Gen Thomas J Stonewall Jackson Wounding Memorial Chancellorsville

Gary Casteel

Size: 7” x 7” x 14½”
Weight: 10.4lbs
1863 Signed and Numbered Limited Edition Monument Replicas

The Battle of Chancellorsville is often credited as Robert E. Lee's greatest military achievement. During that battle, one of Lee's most capable officers, Lieutenant General Thomas J. "Stonewall" Jackson, was mortally wounded. On May 2, 1863, Jackson ordered a flank assault that concluded at sundown. That night, Jackson and members of his staff rode in front of their lines to reconnoiter for a night attack without informing the troops in the area. As they travelled the Mountain Road, near the Orange Turnpike (modern-day Route 3), they were mistaken for Union cavalrymen and fired on by the men of a North Carolina regiment.

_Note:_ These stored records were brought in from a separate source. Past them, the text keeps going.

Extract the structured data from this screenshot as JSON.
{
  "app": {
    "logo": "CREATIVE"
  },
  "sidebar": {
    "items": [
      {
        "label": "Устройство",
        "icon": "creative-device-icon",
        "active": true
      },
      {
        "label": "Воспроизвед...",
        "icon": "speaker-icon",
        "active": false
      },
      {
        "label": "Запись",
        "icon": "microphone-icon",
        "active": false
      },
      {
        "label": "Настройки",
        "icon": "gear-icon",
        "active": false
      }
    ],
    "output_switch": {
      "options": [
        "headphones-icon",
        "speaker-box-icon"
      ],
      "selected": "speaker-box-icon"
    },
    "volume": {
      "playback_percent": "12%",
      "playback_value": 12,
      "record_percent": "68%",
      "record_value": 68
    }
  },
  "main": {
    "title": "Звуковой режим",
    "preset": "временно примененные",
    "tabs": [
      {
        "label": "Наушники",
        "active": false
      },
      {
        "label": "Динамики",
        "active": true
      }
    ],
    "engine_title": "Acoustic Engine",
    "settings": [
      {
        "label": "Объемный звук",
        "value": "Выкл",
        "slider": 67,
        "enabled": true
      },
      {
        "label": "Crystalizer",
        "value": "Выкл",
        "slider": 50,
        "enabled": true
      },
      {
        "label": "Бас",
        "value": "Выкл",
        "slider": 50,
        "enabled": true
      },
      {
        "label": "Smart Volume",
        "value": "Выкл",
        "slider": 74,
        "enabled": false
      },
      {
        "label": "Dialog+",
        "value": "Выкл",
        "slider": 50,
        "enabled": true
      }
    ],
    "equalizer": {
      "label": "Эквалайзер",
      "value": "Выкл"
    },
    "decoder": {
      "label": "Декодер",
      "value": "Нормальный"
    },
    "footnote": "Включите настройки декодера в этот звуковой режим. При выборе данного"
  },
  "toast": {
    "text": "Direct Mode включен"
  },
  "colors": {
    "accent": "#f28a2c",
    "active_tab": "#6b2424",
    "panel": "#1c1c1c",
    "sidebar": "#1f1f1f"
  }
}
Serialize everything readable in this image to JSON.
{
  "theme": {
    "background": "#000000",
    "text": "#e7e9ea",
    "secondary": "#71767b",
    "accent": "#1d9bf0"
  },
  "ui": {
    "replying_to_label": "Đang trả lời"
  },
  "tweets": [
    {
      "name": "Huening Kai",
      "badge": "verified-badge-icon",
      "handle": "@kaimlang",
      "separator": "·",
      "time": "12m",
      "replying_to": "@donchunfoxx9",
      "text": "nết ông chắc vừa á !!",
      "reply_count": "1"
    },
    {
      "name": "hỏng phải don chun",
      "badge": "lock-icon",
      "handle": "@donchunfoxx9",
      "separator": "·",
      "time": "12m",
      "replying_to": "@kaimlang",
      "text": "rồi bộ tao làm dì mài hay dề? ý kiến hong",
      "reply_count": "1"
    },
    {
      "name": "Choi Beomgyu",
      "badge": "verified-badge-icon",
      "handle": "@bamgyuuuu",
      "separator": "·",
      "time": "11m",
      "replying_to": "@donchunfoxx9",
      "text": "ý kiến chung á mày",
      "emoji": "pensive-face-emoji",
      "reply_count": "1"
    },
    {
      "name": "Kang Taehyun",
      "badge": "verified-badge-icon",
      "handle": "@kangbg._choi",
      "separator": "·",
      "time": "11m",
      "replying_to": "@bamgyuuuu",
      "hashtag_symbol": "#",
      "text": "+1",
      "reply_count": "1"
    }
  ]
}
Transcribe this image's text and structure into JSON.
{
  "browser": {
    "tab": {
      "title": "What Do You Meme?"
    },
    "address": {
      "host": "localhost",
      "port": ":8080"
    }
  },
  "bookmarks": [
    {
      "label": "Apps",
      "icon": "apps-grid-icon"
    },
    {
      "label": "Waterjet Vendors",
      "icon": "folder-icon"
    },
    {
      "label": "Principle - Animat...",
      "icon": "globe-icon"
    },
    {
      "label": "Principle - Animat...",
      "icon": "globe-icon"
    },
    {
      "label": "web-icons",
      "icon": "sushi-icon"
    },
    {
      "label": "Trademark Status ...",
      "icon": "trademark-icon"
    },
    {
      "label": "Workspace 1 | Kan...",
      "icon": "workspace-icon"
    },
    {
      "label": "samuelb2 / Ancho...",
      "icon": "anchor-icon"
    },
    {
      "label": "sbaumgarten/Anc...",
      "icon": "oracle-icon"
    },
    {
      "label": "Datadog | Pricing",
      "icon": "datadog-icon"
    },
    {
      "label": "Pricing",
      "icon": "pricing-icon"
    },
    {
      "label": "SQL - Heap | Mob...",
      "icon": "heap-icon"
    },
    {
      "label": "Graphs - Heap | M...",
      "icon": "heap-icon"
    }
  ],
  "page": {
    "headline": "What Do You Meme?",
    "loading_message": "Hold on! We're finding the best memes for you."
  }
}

Private David Kyle served as Jackson's guide through the tangled woods. He described the path taken by their party, as follows:

"We went down that old Mountain road some four hundred yards when we came in hearing of the Federals....We stayed there I should judge from two to four minutes when the Gen Jackson Turned his horse around and started back up the road we had come down....When we were about halfway back...he turned his horse head toward the south and facing the front of our own line of Battle he started to leave the old Mountain road and just as his horses front feet had cleared the edge of the road while his hind feet was still on the edge of the bank there was a single shot fired...in an instant it was taken up and...a volley as if from a regiment was fired."

The party scattered as several men were killed or wounded – including Jackson. One bullet lodged in Jackson's right palm and two struck his left arm. As a result of the wounds, Jackson’s left arm was amputated. He died one week later on May 10, 1863.

After the war, former Jackson staff officers placed an unmarked quartz boulder on the site to commemorate Jackson's wounding. In June 1888, the Stonewall Jackson Monument Association, founded by newspaper editor Rufus Merchant, built and erected a formal monument near the boulder to mark the place where Jackson was taken off his horse after being wounded. The monument was placed along the Orange Turnpike where it could easily be seen, not on the Mountain Road where Jackson was wounded which could not have been seen by travelers on the Turnpike. Its dedication was attended by 5000 guests, including Governor Fitzhugh Lee.

Recent research has also revealed the precise location where Jackson was wounded-just west of the monument.

This monument was dedicated on June 13, 1888 and is located behind the Visitor Center on the Chancellorsville battlefield.